Le jour n’est pas encore levé. Les matinaliers de l’équipe de la rédaction fulfulde-mandenkan de RFI rejoignent la radio. Ce matin, le thermomètre affiche un peu moins de 20 degrés, ce qui n’est pas si courant à Dakar. La corniche est balayée par des rafales de vents, obligeant certains journalistes à ressortir les gros pulls des armoires.
Blagues et café
Dans la salle de rédaction, les ordinateurs flambant neufs ronronnent. Au mur, le grand logo de RFI en blanc sur fond rouge. Georges prépare son édition. C’est lui qui ouvre le bal en mandingue à 7h TU. Ce matin, au sommaire de son journal : les élections en Ouganda, la visite d’une délégation de la Cédéao au Mali, les recherches de la jeune étudiante sénégalaise Diary Sow disparue en France. Les sujets s’enchaînent sans difficulté. « Ça déroule », comme disent les journalistes dans leur jargon.
Ça blague un peu derrière la vitre avec le technicien, mais tout est en ordre. Les copains et les copines, l’odeur du café, la rédaction est plongée dans l’ambiance si particulière des matinales à la radio. Georges est déjà un « vieux routier » de la radio, il était là dès le lancement à Paris des antennes mandenkan il y a déjà cinq ans.
Ensuite, c’est Didi qui s’installe dans le studio, large sourire derrière le micro, voix assurée. Elle passe en revue la presse ouest-africaine. Depuis le 14 décembre, date du lancement de la nouvelle rédaction, Didi a dû trouver son rythme. Le réveil sonne à 3h du matin. La matinale bouscule les organismes. Elle a tout essayé pour dormir. Le matin après les éditions, l’après-midi, le soir ? Finalement, elle a choisi de faire un mélange des différentes solutions. « On verra quelle est la meilleure », plaisante-t-elle.
Torrent de mots
La rédaction est jeune. Au sein des équipes, on parle le français, bien sûr, car c’est la langue que tout le monde comprend ici ; mais en petits groupes, soudain la discussion démarre en mandenkan ou en fulfulde, langues locales auxquelles se mêlent de temps en temps quelques expressions en anglais branché.

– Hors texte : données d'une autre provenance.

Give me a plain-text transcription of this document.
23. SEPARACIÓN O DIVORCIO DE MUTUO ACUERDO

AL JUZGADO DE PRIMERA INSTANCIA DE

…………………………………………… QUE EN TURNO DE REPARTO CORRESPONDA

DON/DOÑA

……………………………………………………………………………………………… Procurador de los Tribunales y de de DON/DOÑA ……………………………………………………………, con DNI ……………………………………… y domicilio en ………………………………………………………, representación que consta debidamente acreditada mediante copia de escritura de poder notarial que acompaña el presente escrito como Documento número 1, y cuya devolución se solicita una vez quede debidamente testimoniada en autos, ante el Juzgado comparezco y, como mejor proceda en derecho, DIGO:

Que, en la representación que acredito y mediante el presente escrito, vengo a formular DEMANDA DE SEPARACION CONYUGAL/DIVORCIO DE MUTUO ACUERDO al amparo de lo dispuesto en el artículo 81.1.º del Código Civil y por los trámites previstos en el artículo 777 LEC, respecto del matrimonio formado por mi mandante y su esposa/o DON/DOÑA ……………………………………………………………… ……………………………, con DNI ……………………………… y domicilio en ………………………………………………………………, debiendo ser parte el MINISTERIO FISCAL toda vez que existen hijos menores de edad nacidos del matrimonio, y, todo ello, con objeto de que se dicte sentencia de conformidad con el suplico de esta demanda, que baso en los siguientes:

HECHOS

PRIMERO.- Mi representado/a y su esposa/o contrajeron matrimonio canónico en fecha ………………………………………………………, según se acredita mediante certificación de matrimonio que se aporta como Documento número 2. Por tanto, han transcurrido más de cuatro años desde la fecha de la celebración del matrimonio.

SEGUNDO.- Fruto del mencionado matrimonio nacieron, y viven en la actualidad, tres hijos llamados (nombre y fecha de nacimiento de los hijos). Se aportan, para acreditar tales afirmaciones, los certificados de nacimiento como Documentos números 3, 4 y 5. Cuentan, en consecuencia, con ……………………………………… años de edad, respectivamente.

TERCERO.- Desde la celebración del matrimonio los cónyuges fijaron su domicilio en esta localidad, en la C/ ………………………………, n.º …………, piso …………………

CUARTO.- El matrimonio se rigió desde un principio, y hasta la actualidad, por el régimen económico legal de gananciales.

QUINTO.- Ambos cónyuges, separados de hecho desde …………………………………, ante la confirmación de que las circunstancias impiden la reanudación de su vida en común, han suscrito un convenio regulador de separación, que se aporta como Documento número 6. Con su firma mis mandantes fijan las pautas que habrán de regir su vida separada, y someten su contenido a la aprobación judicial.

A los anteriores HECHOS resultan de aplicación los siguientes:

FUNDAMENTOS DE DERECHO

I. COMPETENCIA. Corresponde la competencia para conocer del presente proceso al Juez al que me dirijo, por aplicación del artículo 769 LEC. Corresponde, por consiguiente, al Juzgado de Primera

7h30 TU. Cette fois, ce sont les journalistes du fulfulde qui font leur entrée. Abdoulaye et Aïssatou, vêtus de jeans ou de tenues plus traditionnelles, selon les jours et l’humeur du moment. Lunettes en métal noir carbone, casque audio sur la tête, Abdoulaye impose son rythme. Il vient du Mali. Quand il « parle dans le poste », nul doute que le public l’écoute. Mais quand le rouge antenne s’éteint, il redevient un garçon discret.
Aïssatou, jeune Sénégalaise longiligne, donne un peu l’impression de se perdre dans les grands fauteuils de l’espace de travail. Quand elle parle dans le micro, les mots coulent comme un petit torrent. Seul le nom imprononçable d’un club de football allemand peut brutalement mettre fin à cette symphonie. Même pas peur ! Aïssatou présente chaque matin le journal des sports.